82 2015-09-10 21:51:18 <Yoghur114> both prevtxid aswell as prevblockhash are serialized in .. the reverse of whatever endian a hash yields - it's confusing af
83 2015-09-10 22:20:41 <phantomcircuit> ./serialize.h:91:9: warning: explicitly assigning value of variable of type 'uint32_t' (aka 'unsigned int') to itself [-Wself-assign]
84 2015-09-10 22:20:44 <phantomcircuit> clang warning
85 2015-09-10 22:24:26 <Arnavion> htole32 is defined as a noop-macro in your build configuration?
86 2015-09-10 22:25:55 <phantomcircuit> Arnavion, ah right
87 2015-09-10 22:26:14 <phantomcircuit> compiling on a little endian system so it makes sense tht htole32 is a noop
88 2015-09-10 22:26:22 <phantomcircuit> clang should probably fix that...
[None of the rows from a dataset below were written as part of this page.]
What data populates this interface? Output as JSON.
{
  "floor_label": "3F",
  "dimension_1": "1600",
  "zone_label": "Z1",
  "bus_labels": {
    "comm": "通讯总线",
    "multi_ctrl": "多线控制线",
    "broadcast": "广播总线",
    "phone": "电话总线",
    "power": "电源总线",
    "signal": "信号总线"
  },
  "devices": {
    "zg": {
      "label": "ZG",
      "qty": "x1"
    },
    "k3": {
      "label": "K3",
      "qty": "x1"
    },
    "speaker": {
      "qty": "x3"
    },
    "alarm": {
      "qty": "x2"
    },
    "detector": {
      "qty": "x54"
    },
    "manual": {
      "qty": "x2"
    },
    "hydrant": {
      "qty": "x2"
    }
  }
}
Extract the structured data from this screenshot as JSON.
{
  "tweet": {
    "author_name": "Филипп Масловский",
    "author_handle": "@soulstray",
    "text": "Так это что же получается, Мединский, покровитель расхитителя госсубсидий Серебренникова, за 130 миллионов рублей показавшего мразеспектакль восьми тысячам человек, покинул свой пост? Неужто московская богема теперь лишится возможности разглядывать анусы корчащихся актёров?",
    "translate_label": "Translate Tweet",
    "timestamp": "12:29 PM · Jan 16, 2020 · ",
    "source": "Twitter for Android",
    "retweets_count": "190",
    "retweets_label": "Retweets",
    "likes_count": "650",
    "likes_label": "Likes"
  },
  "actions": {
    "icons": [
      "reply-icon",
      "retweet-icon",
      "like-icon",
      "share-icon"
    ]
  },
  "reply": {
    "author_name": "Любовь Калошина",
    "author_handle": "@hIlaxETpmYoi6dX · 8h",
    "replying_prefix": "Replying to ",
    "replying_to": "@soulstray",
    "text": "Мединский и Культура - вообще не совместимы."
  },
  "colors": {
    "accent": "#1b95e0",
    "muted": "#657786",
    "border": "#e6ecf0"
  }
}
89 2015-09-10 22:26:47 <Arnavion> But is it actually a macro? Instead of a function, I mean
90 2015-09-10 22:27:30 <Arnavion> You'd think it could just be a function and let the compiler optimize it away, which would also solve this particular false alarm
91 2015-09-10 22:27:41 <phantomcircuit> Arnavion, i've no idea honestly
92 2015-09-10 22:27:45 <phantomcircuit> it's probably a macro though
93 2015-09-10 22:29:36 <Arnavion> Don't know how clang would "fix" than then
94 2015-09-10 22:29:52 <Arnavion> short of either whitelisting that particular name, or perhaps everything that originates from that particular header
95 2015-09-10 22:30:45 <bsm1175321> Anyone going to Scaling Bitcoin this weekend?
96 2015-09-10 22:31:13 <phantomcircuit> bsm1175321, yes i will be presenting on the runtime complexity of initial block synchronization on day two
97 2015-09-10 22:32:01 <phantomcircuit> petertodd, just sent a bunch of dust your way via dust-b-gone
98 2015-09-10 22:32:04 <phantomcircuit> plz2kick
99 2015-09-10 22:32:44 <petertodd> phantomcircuit: heh, I need to patch dust-b-gone to deal with >100K worth of dust at a time properly...
100 2015-09-10 22:33:26 <bsm1175321> I can't make it, but I wrote up my thoughts here: http://blog.sldx.com/three-challenges-for-scaling-bitcoin/
101 2015-09-10 22:33:26 <phantomcircuit> petertodd, congrats it's 80k
102 2015-09-10 22:33:47 <phantomcircuit> petertodd, you can explode the tx into smaller ones without anybody resigning right?
103 2015-09-10 22:34:19 <petertodd> phantomcircuit: yup, they're all signed with NONE|ANYONECANPAY so you can even add them to other transactions
104 2015-09-10 22:35:23 <petertodd> in fact, there's some very savvy stuff that could be done there... e.g. mines could split up the transactions and take just the highest fee parts!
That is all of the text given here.